I handed it to Joe, who said a few embarrassed words of gratitude to Miss Havisham.
“Good-bye, Pip,” she said. “Let them out, Estella.”
“Am I to come again, Miss Havisham?” I asked.
“No—Gargery is your master now. Gargery! One word!” Joe stepped back and she added, “The boy has been a good boy here, and that is his reward. Of course, as an honest man, you will expect no other.”
Then we went down, and in a moment we were outside of the gate, and it was locked and Estella was gone. When we stood in the daylight alone, Joe backed up against a wall, breathless with amazement, and repeated at intervals, “Astonishing! Pip, I do assure you this is as-ton-ishing!” Then we walked away, back to Mr. Pumblechook’s, where we found my sister, and told her the great news of my earnings, and she was as much pleased as was possible for her to be.
It is a miserable thing to feel ashamed of home, I assure you. To me home had never been a very pleasant place on account of sister’s temper, but Joe had sanctified it, and I believed in it. I had believed in the Best Parlour, as a most elegant place, I had believed in the Front Door as a mysterious portal of the Temple of State, I had believed in the kitchen as a chaste though not magnificent apartment; I had believed in the forge, as the glowing road to manhood and independence. Within a single year all this was changed. Now it was all coarse and common to me, and I would not have had Miss Havisham and Estella see it for the world. Once it had seemed to me that as Joe’s apprentice I should be distinguished and happy. Now I regret to say that I was as dejected and miserable as was possible to be, and in my ungracious breast there was a shame of all that surrounded me.

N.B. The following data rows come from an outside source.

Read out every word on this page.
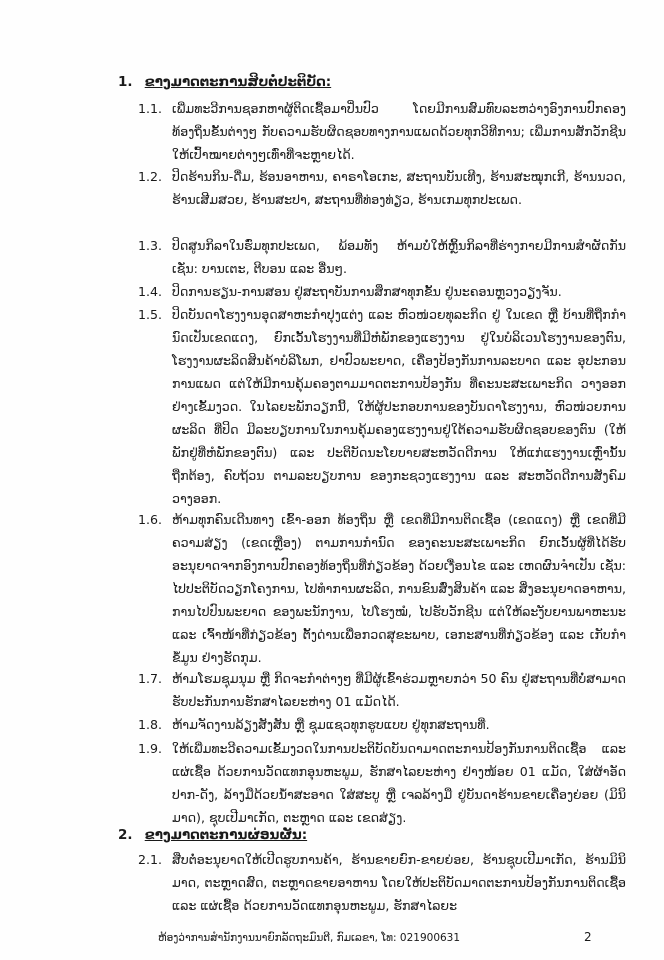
1. ຂາງມາດຕະການສິບຕໍ່ປະຕິບັດ:
1.1. ເພີ່ມທະວີການຊອກຫາຜູ້ຕິດເຊື້ອມາປິ່ນປົວ ໂດຍມີການສົມທົບລະຫວ່າງອົງການປົກຄອງທ້ອງຖິ່ນຂັ້ນຕ່າງໆ ກັບຄວາມຮັບຜິດຊອບທາງການແພດດ້ວຍທຸກວິທີການ; ເພີ່ມການສັກວັກຊີນໃຫ້ເປົ້າໝາຍຕ່າງໆເທົ່າທີ່ຈະຫຼາຍໄດ້.
1.2. ປິດຮ້ານກິນ-ດື່ມ, ຮ້ອນອາຫານ, ຄາຣາໂອເກະ, ສະຖານບັນເທີງ, ຮ້ານສະໝຸກເກີ, ຮ້ານນວດ, ຮ້ານເສີມສວຍ, ຮ້ານສະປາ, ສະຖານທີ່ທ່ອງທ່ຽວ, ຮ້ານເກມທຸກປະເພດ.
1.3. ປິດສູນກິລາໃນຮົ່ມທຸກປະເພດ, ພ້ອມທັງ ຫ້າມບໍ່ໃຫ້ຫຼິ້ນກິລາທີ່ຮ່າງກາຍມີການສໍາຜັດກັນ ເຊັ່ນ: ບານເຕະ, ຕີບອນ ແລະ ອື່ນໆ.
1.4. ປິດການຮຽນ-ການສອນ ຢູ່ສະຖາບັນການສຶກສາທຸກຂັ້ນ ຢູ່ນະຄອນຫຼວງວຽງຈັນ.
1.5. ປິດບັນດາໂຮງງານອຸດສາຫະກໍາປຸງແຕ່ງ ແລະ ຫົວໜ່ວຍທຸລະກິດ ຢູ່ ໃນເຂດ ຫຼື ບ້ານທີ່ຖືກກໍານົດເປັນເຂດແດງ, ຍົກເວັ້ນໂຮງງານທີ່ມີຫໍພັກຂອງແຮງງານ ຢູ່ໃນບໍລິເວນໂຮງງານຂອງຕົນ, ໂຮງງານຜະລິດສິນຄ້າບໍລິໂພກ, ຢາປົວພະຍາດ, ເຄື່ອງປ້ອງກັນການລະບາດ ແລະ ອຸປະກອນການແພດ ແຕ່ໃຫ້ມີການຄຸ້ມຄອງຕາມມາດຕະການປ້ອງກັນ ທີ່ຄະນະສະເພາະກິດ ວາງອອກ ຢ່າງເຂັ້ມງວດ. ໃນໄລຍະພັກວຽກນີ້, ໃຫ້ຜູ້ປະກອບການຂອງບັນດາໂຮງງານ, ຫົວໜ່ວຍການຜະລິດ ທີ່ປິດ ມີລະບຽບການໃນການຄຸ້ມຄອງແຮງງານຢູ່ໃຕ້ຄວາມຮັບຜິດຊອບຂອງຕົນ (ໃຫ້ພັກຢູ່ທີ່ຫໍພັກຂອງຕົນ) ແລະ ປະຕິບັດນະໂຍບາຍສະຫວັດດີການ ໃຫ້ແກ່ແຮງງານເຫຼົ່ານັ້ນ ຖືກຕ້ອງ, ຄົບຖ້ວນ ຕາມລະບຽບການ ຂອງກະຊວງແຮງງານ ແລະ ສະຫວັດດີການສັງຄົມ ວາງອອກ.
1.6. ຫ້າມທຸກຄົນເດີນທາງ ເຂົ້າ-ອອກ ທ້ອງຖິ່ນ ຫຼື ເຂດທີ່ມີການຕິດເຊື້ອ (ເຂດແດງ) ຫຼື ເຂດທີ່ມີຄວາມສ່ຽງ (ເຂດເຫຼືອງ) ຕາມການກໍານົດ ຂອງຄະນະສະເພາະກິດ ຍົກເວັ້ນຜູ້ທີ່ໄດ້ຮັບອະນຸຍາດຈາກອົງການປົກຄອງທ້ອງຖິ່ນທີ່ກ່ຽວຂ້ອງ ດ້ວຍເງື່ອນໄຂ ແລະ ເຫດຜົນຈໍາເປັນ ເຊັ່ນ: ໄປປະຕິບັດວຽກໂຄງການ, ໄປທໍາການຜະລິດ, ການຂົນສົ່ງສິນຄ້າ ແລະ ສິ່ງອະນຸຍາດອາຫານ, ການໄປປົນພະຍາດ ຂອງພະນັກງານ, ໄປໂຮງໝໍ, ໄປຮັບວັກຊີນ ແຕ່ໃຫ້ລະງັບຍານພາຫະນະ ແລະ ເຈົ້າໜ້າທີ່ກ່ຽວຂ້ອງ ຕັ້ງດ່ານເພື່ອກວດສຸຂະພາບ, ເອກະສານທີ່ກ່ຽວຂ້ອງ ແລະ ເກັບກໍາຂໍ້ມູນ ຢ່າງຮັດກຸມ.
1.7. ຫ້າມໂຮມຊຸມນຸມ ຫຼື ກິດຈະກໍາຕ່າງໆ ທີ່ມີຜູ້ເຂົ້າຮ່ວມຫຼາຍກວ່າ 50 ຄົນ ຢູ່ສະຖານທີ່ບໍ່ສາມາດຮັບປະກັນການຮັກສາໄລຍະຫ່າງ 01 ແມັດໄດ້.
1.8. ຫ້າມຈັດງານລ້ຽງສັງສັນ ຫຼື ຊຸມແຊວທຸກຮູບແບບ ຢູ່ທຸກສະຖານທີ່.
1.9. ໃຫ້ເພີ່ມທະວີຄວາມເຂັ້ມງວດໃນການປະຕິບັດບັນດາມາດຕະການປ້ອງກັນການຕິດເຊື້ອ ແລະ ແຜ່ເຊື້ອ ດ້ວຍການວັດແທກອຸນຫະພູມ, ຮັກສາໄລຍະຫ່າງ ຢ່າງໜ້ອຍ 01 ແມັດ, ໃສ່ຜ້າອັດປາກ-ດັງ, ລ້າງມືດ້ວຍນໍ້າສະອາດ ໃສ່ສະບູ ຫຼື ເຈລລ້າງມື ຢູ່ບັນດາຮ້ານຂາຍເຄື່ອງຍ່ອຍ (ມິນິມາດ), ຊຸບເປີມາເກັດ, ຕະຫຼາດ ແລະ ເຂດສ່ຽງ.
2. ຂາງມາດຕະການຜ່ອນຜັນ:
2.1. ສືບຕໍ່ອະນຸຍາດໃຫ້ເປີດຮູບການຄ້າ, ຮ້ານຂາຍຍົກ-ຂາຍຍ່ອຍ, ຮ້ານຊຸບເປີມາເກັດ, ຮ້ານມິນິມາດ, ຕະຫຼາດສົດ, ຕະຫຼາດຂາຍອາຫານ ໂດຍໃຫ້ປະຕິບັດມາດຕະການປ້ອງກັນການຕິດເຊື້ອ ແລະ ແຜ່ເຊື້ອ ດ້ວຍການວັດແທກອຸນຫະພູມ, ຮັກສາໄລຍະ
ຫ້ອງວ່າການສໍານັກງານນາຍົກລັດຖະມົນຕີ, ກົມເລຂາ, ໂທ: 021900631	2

Toward the end of my first year as Joe’s apprentice I suggested that I go and call on Miss Havisham. He thought well of it, and so I went.
Everything was unchanged, except that a strange young woman came to the door, and I found that Estella was abroad being educated, and Miss Havisham was alone.
“Well,” said she. “I hope you want nothing; you’ll get nothing!”
“No, indeed,” I replied, “I only want you to know that I am doing very well and am always much obliged to you.” We had little other conversation, and soon she dismissed me, and as the gate closed on me, I felt more than ever dissatisfied with my home, and my trade, and with everything!
When I reached home, some one hastened out to tell me that the house had been entered during my absence, and that my sister had been attacked and badly injured. Nothing had been taken from the house, but my sister had been struck a terrible blow, and lay very ill in bed for months, and when at last she could come down stairs again her mind was never quite clear, and she was unable to speak. So it was necessary to have Biddy come and take up the house-keeping, and meanwhile I kept up the routine of my apprenticeship-life, varied only by the arrival of my several birthdays, on each of which I paid another visit to Miss Havisham.